That is a ridiculous comparison. We're talking about billions of dollars in bailouts. It says to the market "hey, take lot's of risk and you will be rewarded the upside. And if the market goes down, we'll cover your ya on the down!"

B-S has the right to do this, but that doesn't make it the right thing for the capital markets...



Edited 1 time(s). Last edit at Friday, June 22, 2007 at 01:15PM by CFA_Halifax.
 
CFA_Halifax Wrote:
-------------------------------------------------------
> That is a ridiculous comparison. We're talking
> about billions of dollars in bailouts. It says to
> the market "hey, take lot's of risk and you will
> be rewarded the upside. And if the market goes
> down, we'll cover your ya on the down!"
>
> B-S has the right to do this, but that doesn't
> make it the right thing for the capital markets...

you missed the joke.
 
oh sorry lol.

There was a pretty good column to the tune of this in yesterday's ROB for all my canuck friends on here



Edited 1 time(s). Last edit at Friday, June 22, 2007 at 01:27PM by CFA_Halifax.
 
Halifax,

First, asdffsda is busting on you b/c you used good when you meant well. And isn't it the goal of any well-meaning person to do good?

Second, Bear is bailing out IT'S OWN HEDGE FUNDS. There is a big difference. If the fund I work at fails Bear is not going to be there to write a check. In this case, it behooves Bear to bail out the fund (they could let it stand on its own as it is a seperate legal entity) to avoid further embarrassment and give themselves a chance at raising funds in any future funds they open.
 
> Second, Bear is bailing out IT'S OWN HEDGE FUNDS.
> There is a big difference. If the fund I work at
> fails Bear is not going to be there to write a
> check.
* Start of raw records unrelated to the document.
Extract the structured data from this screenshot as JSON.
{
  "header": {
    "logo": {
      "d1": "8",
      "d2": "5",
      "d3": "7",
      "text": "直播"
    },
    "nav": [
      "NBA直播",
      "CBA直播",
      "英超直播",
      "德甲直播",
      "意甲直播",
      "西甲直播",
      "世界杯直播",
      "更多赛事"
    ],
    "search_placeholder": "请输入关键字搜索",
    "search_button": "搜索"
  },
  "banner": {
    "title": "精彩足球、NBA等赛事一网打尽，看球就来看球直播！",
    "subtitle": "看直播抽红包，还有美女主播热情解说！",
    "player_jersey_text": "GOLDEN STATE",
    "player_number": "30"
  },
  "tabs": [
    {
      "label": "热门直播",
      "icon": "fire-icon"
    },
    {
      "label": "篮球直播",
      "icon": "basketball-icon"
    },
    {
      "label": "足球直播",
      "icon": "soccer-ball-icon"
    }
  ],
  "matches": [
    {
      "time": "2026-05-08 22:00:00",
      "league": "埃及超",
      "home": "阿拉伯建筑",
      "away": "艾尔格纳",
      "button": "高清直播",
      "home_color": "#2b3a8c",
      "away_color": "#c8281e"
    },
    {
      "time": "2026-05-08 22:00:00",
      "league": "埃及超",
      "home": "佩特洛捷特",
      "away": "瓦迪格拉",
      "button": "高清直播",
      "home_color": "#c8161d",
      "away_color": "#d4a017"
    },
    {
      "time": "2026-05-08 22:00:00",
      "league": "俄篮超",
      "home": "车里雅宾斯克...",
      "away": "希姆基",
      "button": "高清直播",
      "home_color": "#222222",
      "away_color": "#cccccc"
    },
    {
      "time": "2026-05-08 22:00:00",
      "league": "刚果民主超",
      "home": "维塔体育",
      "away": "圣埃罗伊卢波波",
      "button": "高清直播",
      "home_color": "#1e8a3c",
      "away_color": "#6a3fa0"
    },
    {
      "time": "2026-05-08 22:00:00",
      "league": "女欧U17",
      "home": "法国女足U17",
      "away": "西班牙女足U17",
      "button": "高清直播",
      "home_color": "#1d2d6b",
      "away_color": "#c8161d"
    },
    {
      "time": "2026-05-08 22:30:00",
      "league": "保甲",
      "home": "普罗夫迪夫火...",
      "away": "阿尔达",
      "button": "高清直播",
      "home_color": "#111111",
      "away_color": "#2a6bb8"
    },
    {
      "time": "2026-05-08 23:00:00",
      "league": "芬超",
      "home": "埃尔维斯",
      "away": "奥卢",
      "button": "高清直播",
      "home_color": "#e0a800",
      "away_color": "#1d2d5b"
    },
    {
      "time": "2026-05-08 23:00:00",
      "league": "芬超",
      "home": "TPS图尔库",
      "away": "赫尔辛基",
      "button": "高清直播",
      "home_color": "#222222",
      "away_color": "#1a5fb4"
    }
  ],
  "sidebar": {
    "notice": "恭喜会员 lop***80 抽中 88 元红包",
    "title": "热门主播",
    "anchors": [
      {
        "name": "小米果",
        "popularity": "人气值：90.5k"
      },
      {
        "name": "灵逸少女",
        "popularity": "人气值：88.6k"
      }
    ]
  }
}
In this case, it behooves Bear to bail out
> the fund (they could let it stand on its own as it
> is a seperate legal entity) to avoid further
> embarrassment and give themselves a chance at
> raising funds in any future funds they open.


credit risk 102. parent implicitly or explicitly guarantees its subs.
(credit risk 101 is "no financials, no credit")
 
But the counterparties have collateral, which guarantees the obligations and is why Bear doesn't really have to fix the problem. They could allow the counterparties to sell the collateral to satisfy the obligations.

Assuming the collateral would meet the obligation, but leave the partners with nothing, Bear could have allowed this to dissolve on its own. Even if the collateral was not sufficient (I think it is probably still too early to tell in this case) the GP entities of these types of funds are typically bankruptcy remote. It might be enough to force BSAM into bankruptcy, though.

The reason Bear stepped in is because they have the problem of the sales of the collateral establishing a new, lower value of the collateral. This could spread to other funds of theirs or assets they hold on their own account.
 
^ Right - the big issue here is not the bail-out of the fund. It's why they did it. I think the B-S is beating up on Good here.
 
I listened to their conference call today. They quit allowing redemptions back in May. They won't say what assets are owned other than giving some vague descriptions like "various securitization structures such as CDOs and MBS".

Best I can tell the two funds control roughly 20 Billion in assets and Bear only has 35 Million of their own money in the funds. Bear didn't lend any of their own money to the funds either.

They said they want to see an "Orderly deleveraging" of the fund. They really kept harping on "orderly deleveraging". Their problem was that the mark to market prices they were getting from street firms really started dropping in the last few weeks which triggered margin calls, customers wanted their money back (they told the customers tough @#$%&), and then it becomes a vicious cycle of lower prices and more margin calls.

The ripple effect is what seems to be the biggest problem...if Merrill dumped all the collateral on the market to get their money back prices would drop and everyone who owns that stuff will be getting big margin calls...with all the leverage in the system it would be kind of fun to sit back and watch a bunch of hedge funds melt down.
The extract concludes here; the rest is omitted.